GPU-accelerated Archetypal Analysis implementation using JAX

Project description

ArchetypAX – Hardware-accelerated Archetypal Analysis with JAX

Discover extreme patterns in your data with GPU/TPU-accelerated Archetypal Analysis, high-performance convex hull optimization, and interpretable matrix factorization.

License PyPI Tests Lint Docs Release

Table of Contents

Overview

archetypax is a high-performance implementation of Archetypal Analysis (AA) leveraging JAX for GPU acceleration.

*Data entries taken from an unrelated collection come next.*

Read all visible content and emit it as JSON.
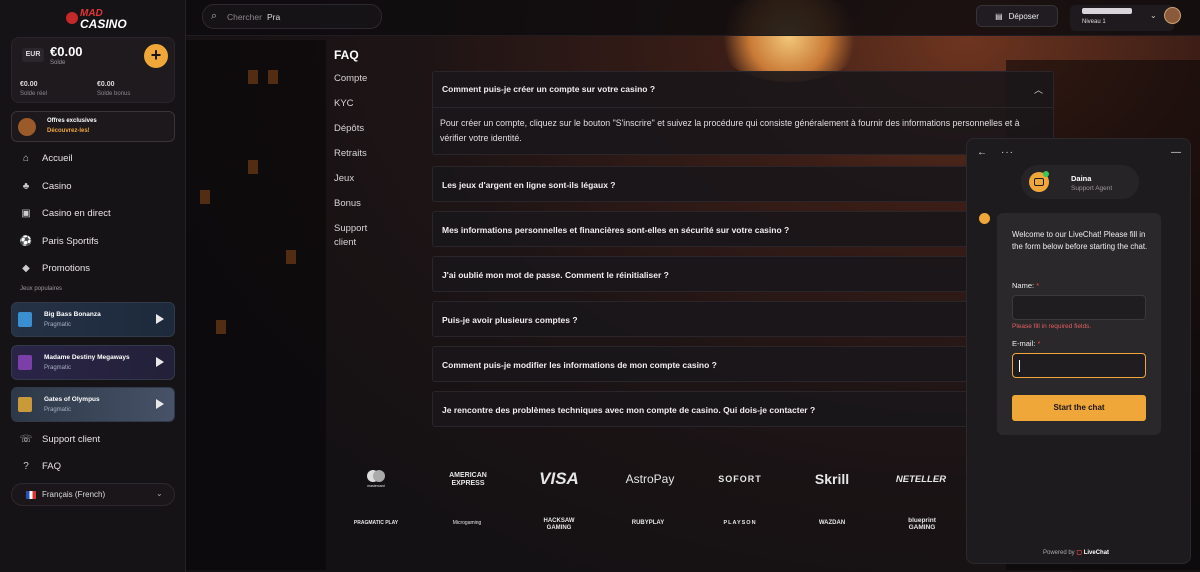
{
  "logo": {
    "line1": "MAD",
    "line2": "CASINO"
  },
  "search": {
    "placeholder": "Chercher",
    "value": "Pra"
  },
  "wallet": {
    "currency": "EUR",
    "balance": "€0.00",
    "balance_label": "Solde",
    "real_value": "€0.00",
    "real_label": "Solde réel",
    "bonus_value": "€0.00",
    "bonus_label": "Solde bonus"
  },
  "offer": {
    "title": "Offres exclusives",
    "subtitle": "Découvrez-les!"
  },
  "nav": [
    {
      "label": "Accueil",
      "icon": "home-icon"
    },
    {
      "label": "Casino",
      "icon": "casino-icon"
    },
    {
      "label": "Casino en direct",
      "icon": "live-casino-icon"
    },
    {
      "label": "Paris Sportifs",
      "icon": "soccer-ball-icon"
    },
    {
      "label": "Promotions",
      "icon": "diamond-icon"
    }
  ],
  "popular": {
    "title": "Jeux populaires",
    "games": [
      {
        "name": "Big Bass Bonanza",
        "provider": "Pragmatic"
      },
      {
        "name": "Madame Destiny Megaways",
        "provider": "Pragmatic"
      },
      {
        "name": "Gates of Olympus",
        "provider": "Pragmatic"
      }
    ]
  },
  "nav_bottom": [
    {
      "label": "Support client",
      "icon": "headset-icon"
    },
    {
      "label": "FAQ",
      "icon": "question-icon"
    }
  ],
  "language": {
    "label": "Français (French)"
  },
  "topbar": {
    "deposit_label": "Déposer",
    "level": "Niveau 1"
  },
  "faq": {
    "title": "FAQ",
    "categories": [
      "Compte",
      "KYC",
      "Dépôts",
      "Retraits",
      "Jeux",
      "Bonus",
      "Support client"
    ],
    "questions": [
      "Comment puis-je créer un compte sur votre casino ?",
      "Les jeux d'argent en ligne sont-ils légaux ?",
      "Mes informations personnelles et financières sont-elles en sécurité sur votre casino ?",
      "J'ai oublié mon mot de passe. Comment le réinitialiser ?",
      "Puis-je avoir plusieurs comptes ?",
      "Comment puis-je modifier les informations de mon compte casino ?",
      "Je rencontre des problèmes techniques avec mon compte de casino. Qui dois-je contacter ?"
    ],
    "answer": "Pour créer un compte, cliquez sur le bouton \"S'inscrire\" et suivez la procédure qui consiste généralement à fournir des informations personnelles et à vérifier votre identité."
  },
  "payments": {
    "row1": [
      "mastercard",
      "AMERICAN EXPRESS",
      "VISA",
      "AstroPay",
      "SOFORT",
      "Skrill",
      "NETELLER"
    ],
    "row2": [
      "PRAGMATIC PLAY",
      "Microgaming",
      "HACKSAW GAMING",
      "RUBYPLAY",
      "PLAYSON",
      "WAZDAN",
      "blueprint GAMING"
    ]
  },
  "chat": {
    "agent_name": "Daina",
    "agent_role": "Support Agent",
    "welcome": "Welcome to our LiveChat! Please fill in the form below before starting the chat.",
    "name_label": "Name:",
    "error": "Please fill in required fields.",
    "email_label": "E-mail:",
    "start_button": "Start the chat",
    "powered_prefix": "Powered by",
    "powered_brand": "LiveChat"
  },
  "colors": {
    "accent": "#f0a73a",
    "background": "#141114",
    "error": "#e06060"
  }
}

Archetypal Analysis is a powerful matrix factorization technique representing data points
as convex combinations of extreme points (archetypes) found within the data's convex hull.

Unlike traditional dimensionality reduction techniques like PCA, which finds abstract orthogonal components,
AA discovers interpretable extremal points often corresponding to meaningful prototypes.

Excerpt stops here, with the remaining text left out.